# Simple Harmonics Question

1. Dec 5, 2007

### kevinr

[SOLVED] Simple Harmonics Question

1. The problem statement, all variables and given/known data

A 1.40 kg ball and a 2.20 kg ball are glued together with the lighter one below the heavier one. The upper ball is attached to a vertical ideal spring of force constant 170 N/m, and the system is vibrating vertically with amplitude 19.0 cm. The glue connecting the balls is old and weak, and it suddenly comes loose when the balls are at the lowest position in their motion.

m1 = 1.4 kg
m2 = 2.2 kg
k = 170 (not sure)

2. Relevant equations

(1/2)kx^2
(1/2)mv^2
(m1+ m2)v(both) = mv.

3. The attempt at a solution

Ok so i got the frequency of this problem to be 1.4 and thats correct. But im lost in finding the amplitude.

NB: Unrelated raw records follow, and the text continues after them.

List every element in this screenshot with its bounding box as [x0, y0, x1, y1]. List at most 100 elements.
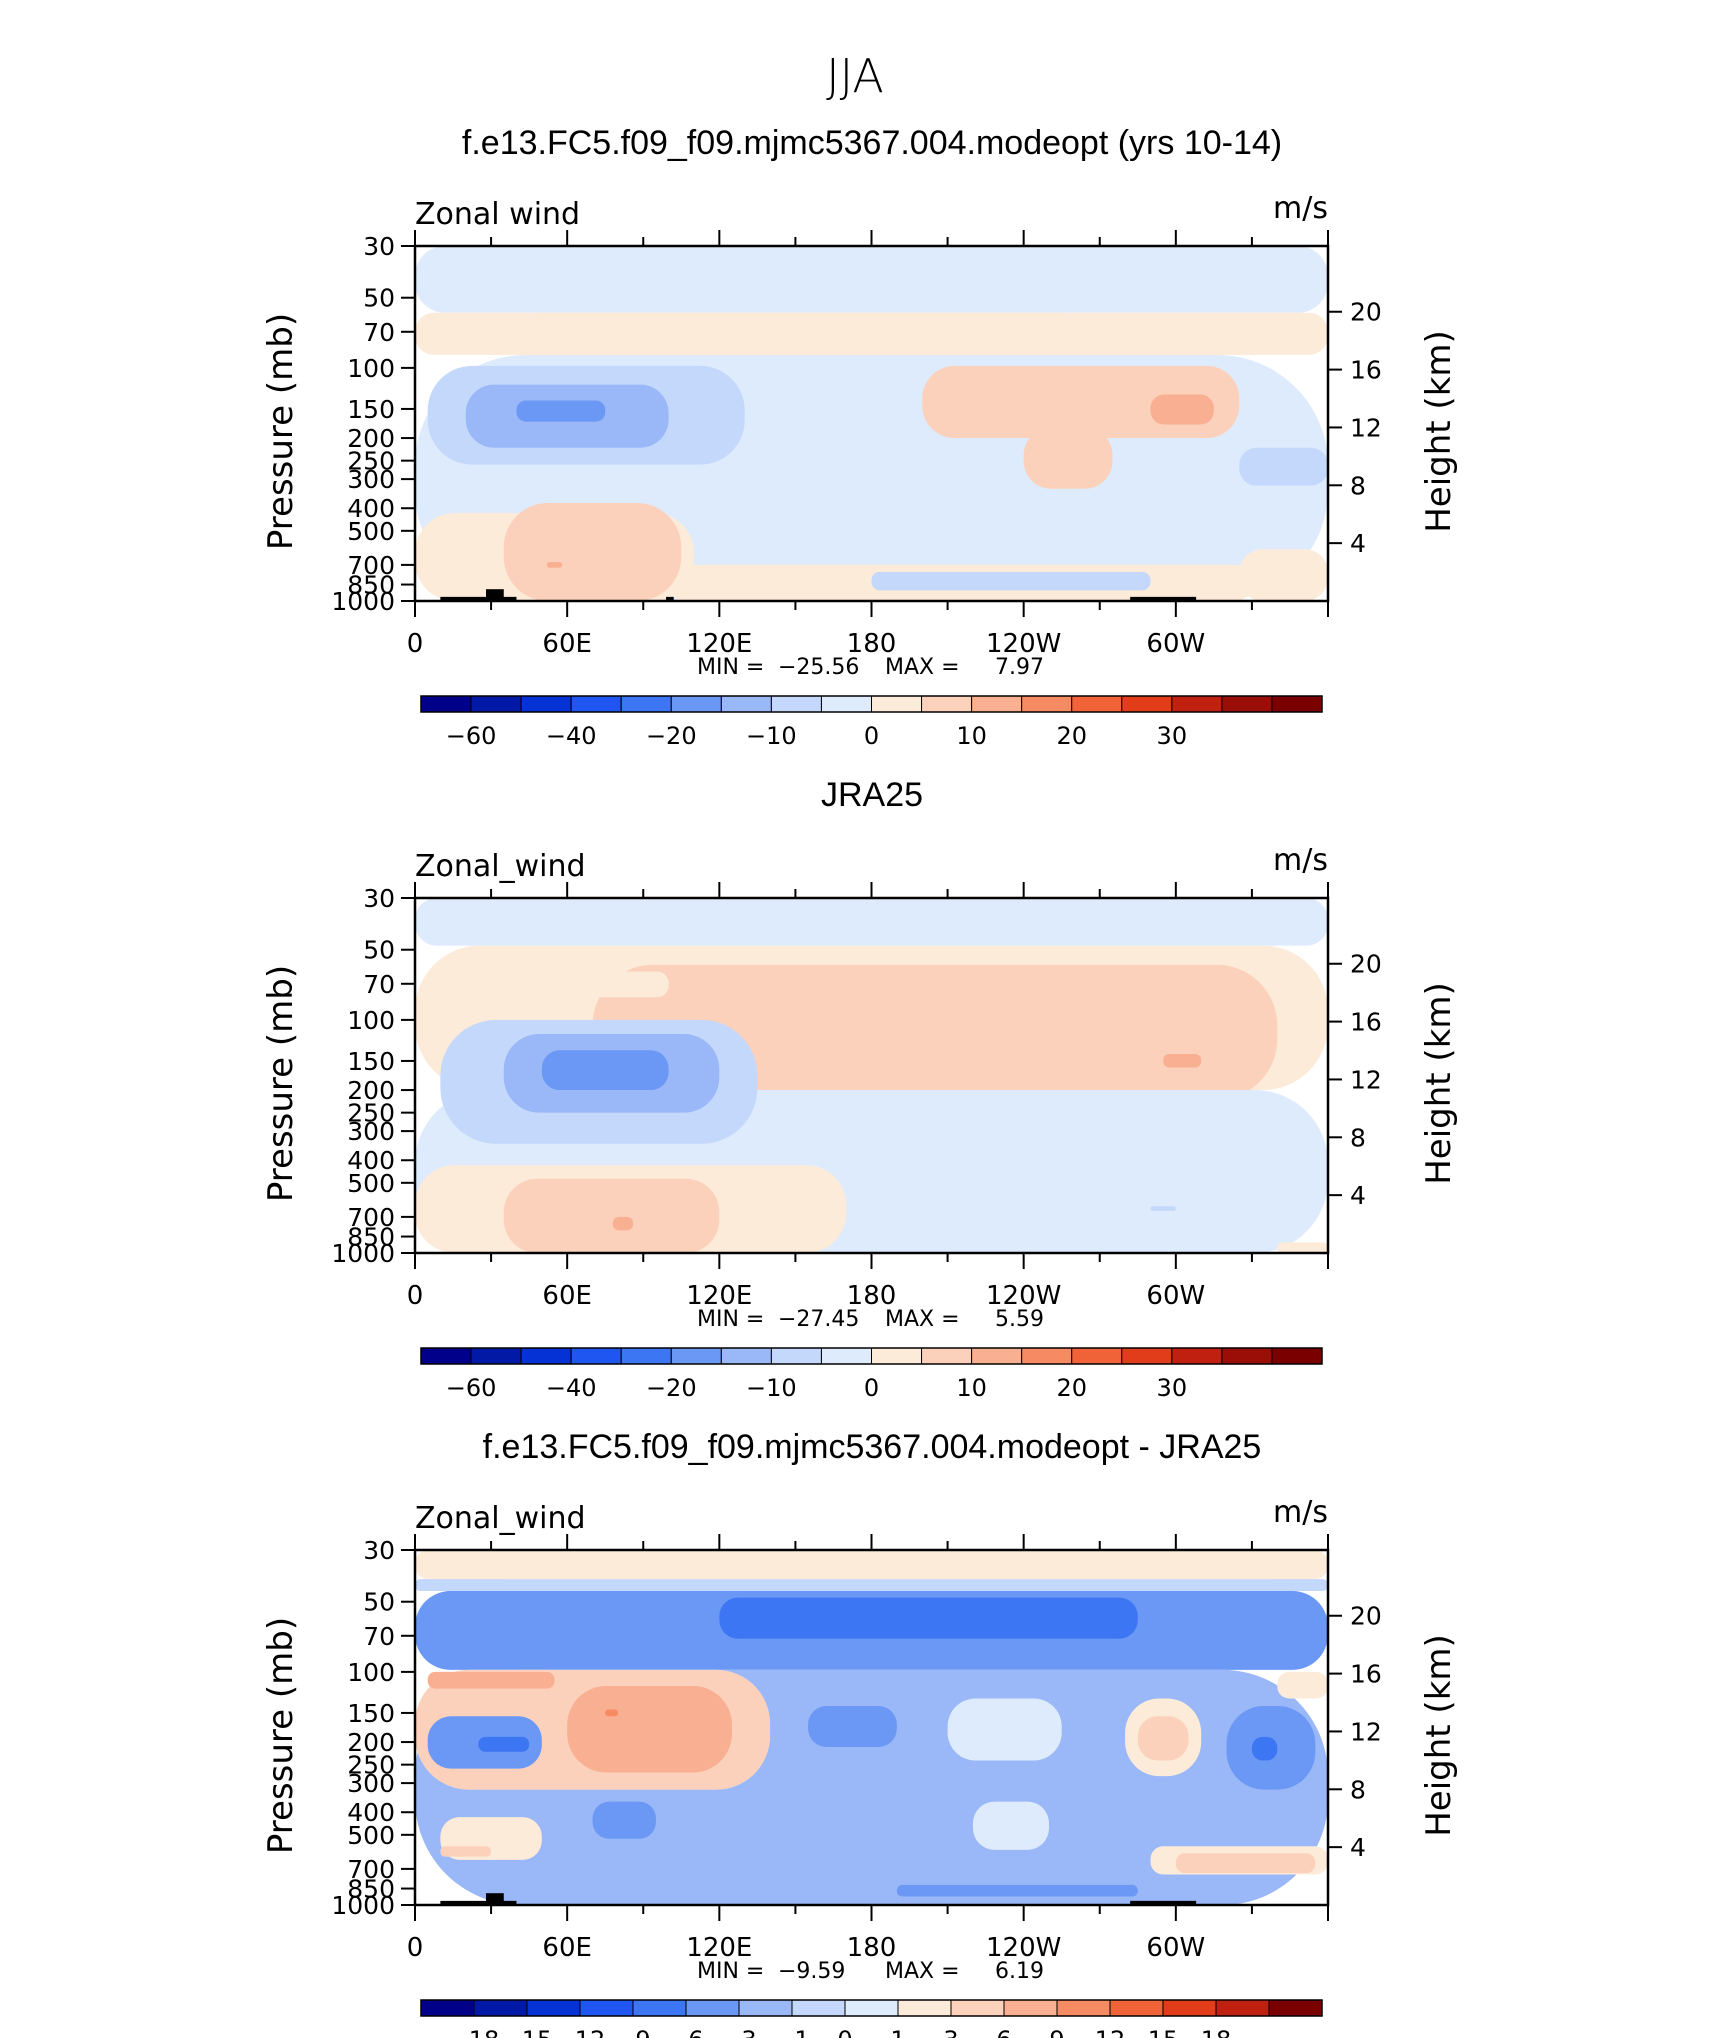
colorbar-box	[685, 1999, 740, 2017]
y-axis-title: Pressure (mb)	[261, 965, 301, 1202]
contour-region	[612, 1216, 634, 1231]
contour-region	[947, 1698, 1062, 1761]
contour-region	[1277, 1242, 1328, 1253]
colorbar-label: 9	[1049, 2026, 1064, 2038]
x-tick-label: 120W	[986, 629, 1061, 659]
colorbar-label: 30	[1157, 1374, 1188, 1402]
contour-region	[440, 1846, 492, 1857]
height-tick-label: 20	[1350, 298, 1382, 327]
colorbar-label: 30	[1157, 722, 1188, 750]
colorbar-box	[971, 1347, 1023, 1365]
terrain-mask	[486, 589, 504, 601]
contour-region	[808, 1705, 897, 1748]
y-tick-label: 70	[363, 1622, 395, 1651]
colorbar-label: −18	[449, 2026, 500, 2038]
min-label: MIN =	[697, 1307, 764, 1332]
colorbar-box	[470, 695, 522, 713]
right-axis-title: Height (km)	[1419, 1634, 1459, 1837]
colorbar-box	[632, 1999, 687, 2017]
contour-region	[592, 1801, 656, 1839]
x-tick-label: 60W	[1146, 1281, 1205, 1311]
colorbar-box	[670, 1347, 722, 1365]
colorbar-box	[470, 1347, 522, 1365]
colorbar-label: −10	[746, 722, 797, 750]
terrain-mask	[440, 596, 517, 601]
contour-region	[478, 1736, 530, 1752]
x-tick-label: 120W	[986, 1933, 1061, 1963]
contour-region	[592, 964, 1278, 1100]
panel-3: f.e13.FC5.f09_f09.mjmc5367.004.modeopt -…	[261, 1428, 1459, 2038]
colorbar-box	[871, 1347, 923, 1365]
y-tick-label: 100	[347, 1006, 395, 1035]
figure-title: JJA	[826, 49, 884, 103]
colorbar-label: −20	[646, 1374, 697, 1402]
colorbar-label: 0	[864, 1374, 879, 1402]
y-tick-label: 300	[347, 1769, 395, 1798]
colorbar-box	[1109, 1999, 1164, 2017]
colorbar-label: 12	[1095, 2026, 1126, 2038]
contour-region	[1239, 549, 1328, 601]
colorbar-label: 3	[943, 2026, 958, 2038]
y-tick-label: 500	[347, 1821, 395, 1850]
colorbar-label: 0	[864, 722, 879, 750]
height-tick-label: 8	[1350, 1123, 1366, 1152]
colorbar-box	[526, 1999, 581, 2017]
terrain-mask	[486, 1893, 504, 1905]
colorbar-box	[950, 1999, 1005, 2017]
colorbar-box	[871, 695, 923, 713]
contour-region	[546, 561, 563, 568]
contour-region	[415, 1550, 1328, 1580]
colorbar-box	[420, 695, 472, 713]
colorbar-label: 1	[890, 2026, 905, 2038]
contour-region	[871, 571, 1151, 591]
variable-label: Zonal_wind	[415, 1501, 586, 1536]
x-tick-label: 60E	[542, 629, 592, 659]
y-tick-label: 100	[347, 354, 395, 383]
contour-region	[415, 1579, 1328, 1592]
min-value: −25.56	[778, 655, 859, 680]
colorbar-label: −40	[546, 1374, 597, 1402]
colorbar-label: 10	[956, 1374, 987, 1402]
height-tick-label: 12	[1350, 413, 1382, 442]
panel-1: f.e13.FC5.f09_f09.mjmc5367.004.modeopt (…	[261, 124, 1459, 750]
min-label: MIN =	[697, 655, 764, 680]
units-label: m/s	[1273, 191, 1328, 226]
x-tick-label: 120E	[686, 629, 752, 659]
colorbar-box	[1171, 695, 1223, 713]
colorbar-box	[971, 695, 1023, 713]
right-axis-title: Height (km)	[1419, 982, 1459, 1185]
contour-region	[541, 1050, 669, 1091]
y-tick-label: 150	[347, 395, 395, 424]
height-tick-label: 20	[1350, 950, 1382, 979]
x-tick-label: 0	[407, 1933, 424, 1963]
colorbar-box	[844, 1999, 899, 2017]
y-tick-label: 200	[347, 424, 395, 453]
y-tick-label: 50	[363, 936, 395, 965]
y-tick-label: 400	[347, 1798, 395, 1827]
colorbar-box	[1171, 1347, 1223, 1365]
colorbar-box	[1071, 695, 1123, 713]
x-tick-label: 60E	[542, 1933, 592, 1963]
y-tick-label: 500	[347, 1169, 395, 1198]
y-tick-label: 50	[363, 1588, 395, 1617]
x-tick-label: 180	[847, 629, 897, 659]
height-tick-label: 16	[1350, 1660, 1382, 1689]
min-value: −9.59	[778, 1959, 845, 1984]
height-tick-label: 12	[1350, 1065, 1382, 1094]
colorbar-box	[921, 695, 973, 713]
x-tick-label: 180	[847, 1281, 897, 1311]
colorbar-box	[1121, 695, 1173, 713]
y-tick-label: 200	[347, 1076, 395, 1105]
terrain-mask	[666, 596, 674, 601]
height-tick-label: 4	[1350, 529, 1366, 558]
min-value: −27.45	[778, 1307, 859, 1332]
contour-region	[972, 1801, 1050, 1850]
colorbar-label: 20	[1056, 722, 1087, 750]
y-tick-label: 30	[363, 1536, 395, 1565]
y-tick-label: 250	[347, 1099, 395, 1128]
colorbar-label: −15	[502, 2026, 553, 2038]
colorbar-box	[1221, 1347, 1273, 1365]
contour-region	[427, 1671, 555, 1689]
colorbar-box	[620, 1347, 672, 1365]
colorbar-box	[897, 1999, 952, 2017]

Here's what i have done but its wrong. (I think since mass is less - amplitude should be less)

i want to use conservation of momentum (m(both)v(both) = mv) to find v of m2 so i first need v of both.

For that i need v(both) so i used conservation of energy (1/2kx^2 = 1/2mv^2) -> which gives me v(both)

With that i use to find v of m2 using m2v2 = m(both)v(both). Now with the v of m2, i use energy conservation again (1/2kx^2 = 1/2mv^2) to find x for just m2. This should be the amplitude but the answer seems to be wrong) - i get 17 cm.

Is my approach ok? Any help would be great.

Thanks!

2. Dec 5, 2007

### Staff: Mentor

What is it that you are asked to find?

3. Dec 5, 2007

### kevinr

Amplitude after the small ball has fallen off. (of the big mass only)

Oops forgot that

4. Dec 5, 2007

### Staff: Mentor

OK. Hint: Where's the new equilibrium point?

5. Dec 5, 2007

### kevinr

Ok so that means that the 17 cm i got is compared to the old equilibrium?

If so, i have no idea how to get the new equilibrium point. Wouldnt the new equilibrium point be the new altitude you get? (since altitude is measured from equilibrium).

Thanks for help!

6. Dec 5, 2007

### Staff: Mentor

I have no idea what you were doing when you calculated that value. You don't need conservation of momentum or energy to solve this.

You are given that the amplitude (before the piece falls off) was 19 cm. That means the system oscillated between 19 cm above the equilibrium point to 19 cm below the equilibrium point. (The equilibrium point is where the net force on the mass is zero.)

When the piece falls off, the remaining mass is 19 cm below the old equilibrium point. You need to find out how far it is below the new equilibrium point. So figure out how much the equilibrium point shifts.

7. Dec 5, 2007

### kevinr

removed cause i figured out after the hint!

Last edited: Dec 5, 2007
8. Dec 5, 2007

### kevinr

Thanks!

I managed to figure it out after you Hint =D.